Much of the tension (including the ProPublica-Northpointe debate) around fairness circles around the inherent incompatibility around two major mathematical definitions of fairness. One, called calibration, supposes that what an algorithm predicts to be the actual underlying risk that someone will reoffend (50% chance of reoffending means 50% chance of rearrest, regardless of the offender's race). Another is that the number of errors be equal for both groups. Both definitions can't be satisfied at once. This (statistically proven) incompatibility has been dubbed the “impossibility of fairness” and has led some researchers to conclude that implementing algorithms requires inherent, unavoidable trade-offs. Others have argued that calibration is sufficient and algorithms like COMPAS, which meet the calibration criteria, are fair.
Hu argues that the impossibility of fairness is just illustrating the political and ethical nature of the problem. “The impossibility of fairness just shows in mathematical terms that we can’t have it all,” she says.
According to Green, the problem is that two common notions of fairness don’t properly tackle the unfairness imposed by social inequality. Algorithms meant to ensure that offenders remain imprisoned fail to account for the systemic reasons why more Black people may end up in jail and reoffend. Such narrow definitions aren’t promoting just outcomes — they're perpetuating broken definitions of what justice is.
“The fundamental problem here is not actually that there are different definitions of fairness that could be used. The problem is that our focus is incredibly narrow, considering only a single decision point. If we think about the two major fairness notions, neither really get to the heart of the matter of social hierarchy and institutionalized inequality. We need to take a broader view of the matter — and by doing so we can also realize that the impossibility of fairness doesn’t provide as intractable of a dilemma as is typically assumed,” writes Green.
According to Green, it isn’t clear that we should assume that we want algorithms to work to increase the number of offenders in jail or prison. Incarceration is in itself harmful, and has long-term negative impacts. We can think about mathematical fairness all we want, but instead, we should just abolish jails and prisons.
Interesting article!
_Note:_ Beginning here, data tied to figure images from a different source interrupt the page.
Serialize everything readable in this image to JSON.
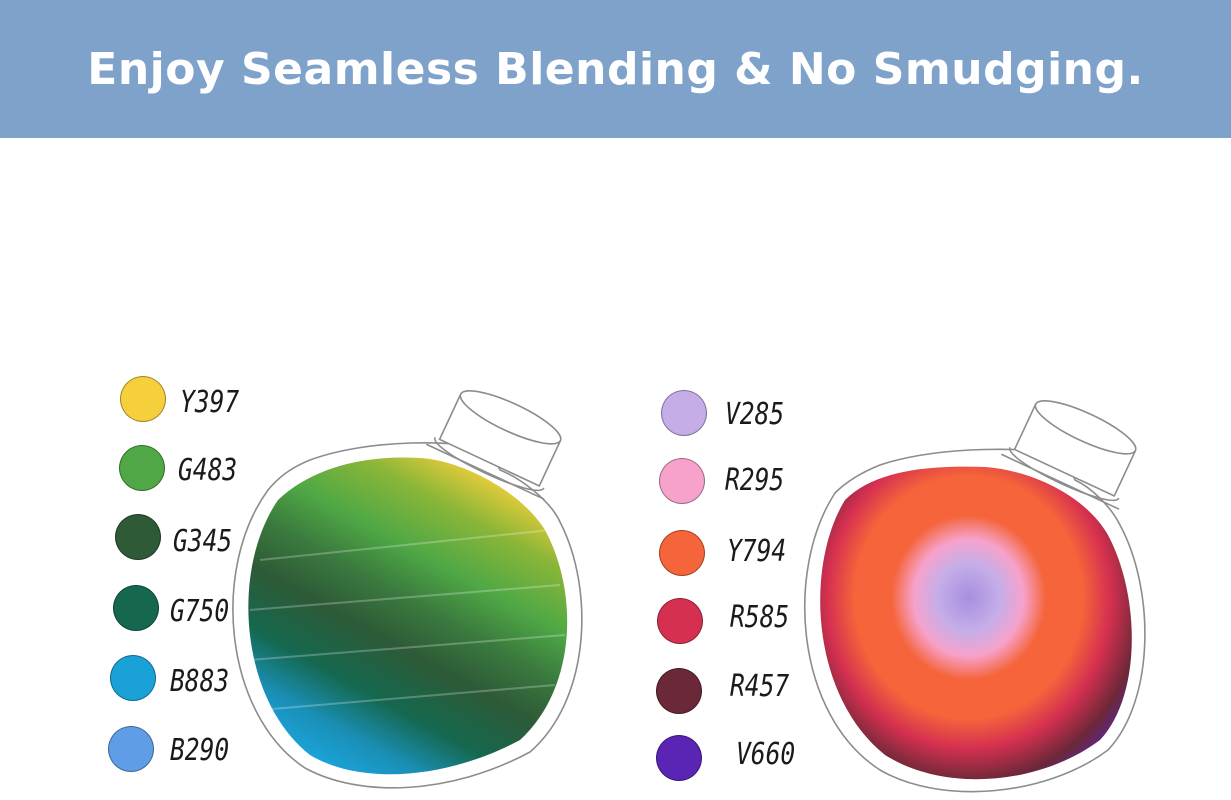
{
  "banner": {
    "title": "Enjoy Seamless Blending & No Smudging."
  },
  "left_set": {
    "swatches": [
      {
        "code": "Y397",
        "color": "#f6cf3d"
      },
      {
        "code": "G483",
        "color": "#4fa845"
      },
      {
        "code": "G345",
        "color": "#2e5a37"
      },
      {
        "code": "G750",
        "color": "#15684f"
      },
      {
        "code": "B883",
        "color": "#1aa2d8"
      },
      {
        "code": "B290",
        "color": "#5f9ee6"
      }
    ]
  },
  "right_set": {
    "swatches": [
      {
        "code": "V285",
        "color": "#c5aee8"
      },
      {
        "code": "R295",
        "color": "#f6a2cb"
      },
      {
        "code": "Y794",
        "color": "#f5643a"
      },
      {
        "code": "R585",
        "color": "#d63050"
      },
      {
        "code": "R457",
        "color": "#6b2838"
      },
      {
        "code": "V660",
        "color": "#5a24b4"
      }
    ]
  }
}
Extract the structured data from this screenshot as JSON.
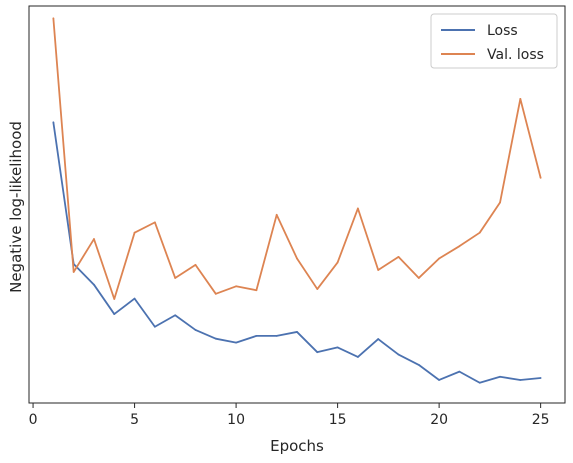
{
  "chart_data": {
    "type": "line",
    "title": "",
    "xlabel": "Epochs",
    "ylabel": "Negative log-likelihood",
    "xlim": [
      -0.2,
      26.2
    ],
    "ylim": [
      0.0,
      1.0
    ],
    "x_ticks": [
      0,
      5,
      10,
      15,
      20,
      25
    ],
    "y_ticks": [],
    "grid": false,
    "legend_position": "top-right",
    "x": [
      1,
      2,
      3,
      4,
      5,
      6,
      7,
      8,
      9,
      10,
      11,
      12,
      13,
      14,
      15,
      16,
      17,
      18,
      19,
      20,
      21,
      22,
      23,
      24,
      25
    ],
    "series": [
      {
        "name": "Loss",
        "color": "#4c72b0",
        "values": [
          0.707,
          0.35,
          0.298,
          0.224,
          0.263,
          0.192,
          0.221,
          0.184,
          0.162,
          0.152,
          0.169,
          0.169,
          0.179,
          0.128,
          0.14,
          0.116,
          0.161,
          0.122,
          0.096,
          0.058,
          0.079,
          0.051,
          0.066,
          0.058,
          0.063
        ]
      },
      {
        "name": "Val. loss",
        "color": "#dd8452",
        "values": [
          0.969,
          0.33,
          0.413,
          0.262,
          0.429,
          0.455,
          0.315,
          0.348,
          0.275,
          0.294,
          0.284,
          0.474,
          0.364,
          0.287,
          0.354,
          0.49,
          0.335,
          0.368,
          0.315,
          0.364,
          0.395,
          0.429,
          0.505,
          0.766,
          0.567
        ]
      }
    ]
  }
}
It’s also important to note that these algorithms are trained using a stand-in measure of the actual outcome - so “likelihood of being convicted of a crime” is often treated as an accurate measure of “likelihood of committing a crime” by the people developing the algorithm. I think this is mentioned in the article but it’s one of the key reasons these kind of algorithms will always be racist - they are being trained with the goal of accurately predicting the decisions of an inherently racist system.